Etrange ironie : le mariage d’amour, forme réellement libre de la monogamie voulue par l’Eglise, ne s’installe vraiment qu’au moment où celle-ci perd son influence sur la reproduction sociale. Et au moment où il s’installe, il ne peut qu’être précaire, fragile, provisoire, comme l’amour lui-même.
A l’avenir les gens qui choisiront le modèle de l’amour multiple, de la polyunion, de la polyfidélité ne constitueront qu’une pointe avancée de l’humanité. Une humanité qui continuera à pratiquer le mariage forcé des enfants, en particulier des fillettes, la polygynie, l’excision, l’assassinat des femmes par leurs maris et des veuves par leurs oncles : une femme sur trois dans le monde est mariée avant l’âge de 18 ans. 45 pays reconnaissent encore la polygamie.
On n’en est plus très loin : on sait faire vivre l’embryon dans une machine pendant les premières semaines et les derniers mois de la grossesse. Il ne reste à régler que le problème de 4 à 5 mois de gestation.
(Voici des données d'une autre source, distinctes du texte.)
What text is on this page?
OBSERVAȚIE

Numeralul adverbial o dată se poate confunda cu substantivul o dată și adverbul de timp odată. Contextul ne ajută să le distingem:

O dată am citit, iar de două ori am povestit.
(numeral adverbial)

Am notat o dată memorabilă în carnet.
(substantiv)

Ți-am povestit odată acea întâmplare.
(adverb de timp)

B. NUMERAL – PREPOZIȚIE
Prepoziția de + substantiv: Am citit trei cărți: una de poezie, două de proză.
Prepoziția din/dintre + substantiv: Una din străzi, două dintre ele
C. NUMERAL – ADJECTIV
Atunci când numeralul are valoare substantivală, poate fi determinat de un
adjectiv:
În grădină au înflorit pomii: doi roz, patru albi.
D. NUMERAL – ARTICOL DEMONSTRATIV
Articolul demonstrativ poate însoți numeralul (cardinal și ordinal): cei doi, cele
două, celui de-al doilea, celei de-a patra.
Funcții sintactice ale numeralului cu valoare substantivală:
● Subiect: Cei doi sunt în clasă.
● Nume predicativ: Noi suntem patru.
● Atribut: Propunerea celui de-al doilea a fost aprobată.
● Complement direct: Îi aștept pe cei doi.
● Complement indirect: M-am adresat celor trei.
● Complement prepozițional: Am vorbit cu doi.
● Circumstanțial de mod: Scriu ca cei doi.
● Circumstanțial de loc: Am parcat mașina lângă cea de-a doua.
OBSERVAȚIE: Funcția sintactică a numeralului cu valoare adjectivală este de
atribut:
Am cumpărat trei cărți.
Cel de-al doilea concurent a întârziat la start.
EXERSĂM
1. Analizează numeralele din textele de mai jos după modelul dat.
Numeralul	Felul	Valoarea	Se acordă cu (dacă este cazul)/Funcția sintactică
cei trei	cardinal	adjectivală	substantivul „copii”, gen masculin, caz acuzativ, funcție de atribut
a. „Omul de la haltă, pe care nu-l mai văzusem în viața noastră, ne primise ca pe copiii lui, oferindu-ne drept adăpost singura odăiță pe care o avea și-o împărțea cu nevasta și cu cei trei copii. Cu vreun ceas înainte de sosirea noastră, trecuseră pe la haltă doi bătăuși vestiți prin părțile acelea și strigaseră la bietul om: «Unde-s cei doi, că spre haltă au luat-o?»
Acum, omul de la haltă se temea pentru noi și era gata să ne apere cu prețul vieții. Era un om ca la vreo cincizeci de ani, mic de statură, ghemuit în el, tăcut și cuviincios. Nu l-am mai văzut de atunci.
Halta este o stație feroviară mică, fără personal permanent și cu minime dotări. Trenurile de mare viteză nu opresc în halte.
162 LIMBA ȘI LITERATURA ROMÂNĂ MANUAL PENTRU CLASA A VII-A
Cela sera souhaité à la fois par des femmes qui voudront vivre comme des hommes, sans être pénalisées dans leur carrière par les contraintes de la maternité. Et par des hommes qui voudront couper le lien avec leur descendance, pour ne pas avoir à en prendre la charge. De plus cela permettra de faire naitre des enfants hors des voies naturelles, qui limitent la taille du cerveau, si essentielle aujourd’hui à la survie de l’espèce.
Si l’évolution va aussi loin, si l’on pousse le narcissisme jusqu’au bout, l’être humain finira hermaphrodite, capable de s’aimer lui-même et de se reproduire lui-même. On entrera dans une société où les enfants seront les maitres. Ils auront un domicile fixe et ce sont les parents qui y viendront alternativement.
Si on ne veut pas aller vers cette évolution, il faudrait laisser triompher l’amour sur la technique. Alors tout redevient possible. Car rien n’est plus audacieux, plus inventif, qu’un humain amoureux.